What Is a Health Care System?

A health care system provides services related to maintaining or restoring physical, mental, and emotional well being. The services may be provided by physicians or other trained professionals, hospitals or clinics, or community-based organizations. They can include diagnostic, therapeutic, rehabilitative, maintenance, and monitoring services. Health care may also include counseling and education services. The aim is to improve the health of individuals and communities through prevention, treatment, and rehabilitation.

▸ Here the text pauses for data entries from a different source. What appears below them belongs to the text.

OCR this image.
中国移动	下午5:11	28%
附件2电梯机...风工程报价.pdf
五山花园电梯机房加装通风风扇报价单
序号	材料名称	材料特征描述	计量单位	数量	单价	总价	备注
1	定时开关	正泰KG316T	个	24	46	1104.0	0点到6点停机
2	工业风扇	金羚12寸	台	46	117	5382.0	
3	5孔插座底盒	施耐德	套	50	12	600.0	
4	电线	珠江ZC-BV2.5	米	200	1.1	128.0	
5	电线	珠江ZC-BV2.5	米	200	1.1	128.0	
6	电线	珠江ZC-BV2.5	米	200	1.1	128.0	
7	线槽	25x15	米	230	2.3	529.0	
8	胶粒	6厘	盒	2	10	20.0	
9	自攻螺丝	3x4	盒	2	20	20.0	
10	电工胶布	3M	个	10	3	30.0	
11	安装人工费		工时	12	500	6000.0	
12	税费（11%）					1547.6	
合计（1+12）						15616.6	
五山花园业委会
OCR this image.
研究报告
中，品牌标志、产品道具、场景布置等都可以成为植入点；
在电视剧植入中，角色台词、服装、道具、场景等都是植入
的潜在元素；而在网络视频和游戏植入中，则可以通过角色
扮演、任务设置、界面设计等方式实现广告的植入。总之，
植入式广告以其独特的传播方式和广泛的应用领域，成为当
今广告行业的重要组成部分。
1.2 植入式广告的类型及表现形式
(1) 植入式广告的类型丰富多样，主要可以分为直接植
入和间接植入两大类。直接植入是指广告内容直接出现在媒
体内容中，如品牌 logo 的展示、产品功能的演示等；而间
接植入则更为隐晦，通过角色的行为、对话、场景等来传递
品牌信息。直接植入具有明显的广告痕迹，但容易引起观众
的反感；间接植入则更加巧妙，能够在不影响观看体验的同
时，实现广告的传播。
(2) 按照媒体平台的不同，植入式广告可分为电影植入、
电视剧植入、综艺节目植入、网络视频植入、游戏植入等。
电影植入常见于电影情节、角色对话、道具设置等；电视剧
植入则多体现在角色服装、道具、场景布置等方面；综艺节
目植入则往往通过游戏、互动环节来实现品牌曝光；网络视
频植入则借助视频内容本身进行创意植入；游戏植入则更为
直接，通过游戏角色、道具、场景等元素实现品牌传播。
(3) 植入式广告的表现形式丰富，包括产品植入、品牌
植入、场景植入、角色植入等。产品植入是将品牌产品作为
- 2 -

A high-performing health system meets the needs of all its people by providing timely, appropriate, and accessible health services at an acceptable cost. It does so through a combination of financing mechanisms, including private insurance, public health care, and direct patient payments. It also provides incentives for preventive care, primary care, and effective treatment of chronic disease. And it ensures that all have access to necessary health care services, regardless of their ability to pay.

In the United States, more than 48 million people lack health insurance and millions more are underinsured. Many who do not have health insurance forgo needed health care or seek care only when they become seriously ill. The result is that the quality of health care in this country lags behind that of other countries, even though it spends far more per capita on health care than those systems.

Health care costs continue to grow rapidly. In the 1980s, they rose by 15 percent each year for hospitals and physicians; in 1990, they accounted for 12 percent of federal and 11 percent of state budgets. The rapid growth of health care costs is a concern for many Americans who worry that they are only one illness or accident away from financial ruin.

The vast majority of adults have private health insurance, either through their employers (61 percent) or by purchasing individual policies (7 percent). Government-sponsored programs provide coverage for the elderly and the disabled. In addition, most countries require that employees contribute to a national insurance fund.

Employers offer health benefits to attract and retain workers, and to reward their workforce for their productivity and contribution to the economy. Employees usually pay a portion of the premiums through payroll taxes.

Top-performing health systems achieve universal coverage and high levels of protection against medical costs through a variety of policy measures. For example, some countries have eliminated copayments for physician visits and others have fixed annual out-of-pocket limits for covered benefits. They also address income-related equity through a mix of strategies, such as setting low annual spending caps for the poorest individuals and offering subsidies to encourage health-related savings by those who earn the least. In contrast, the United States lags behind other high-income countries in these measures, despite the fact that it spends more than twice as much on health care as these other systems. The Commonwealth Fund studies health systems around the world, looks for innovative practices, and compares them to the United States. Its findings are shown in this report. The results are mixed, but most important, the U.S. lags behind other high-income countries on processes of health care delivery, administrative efficiency, and outcomes.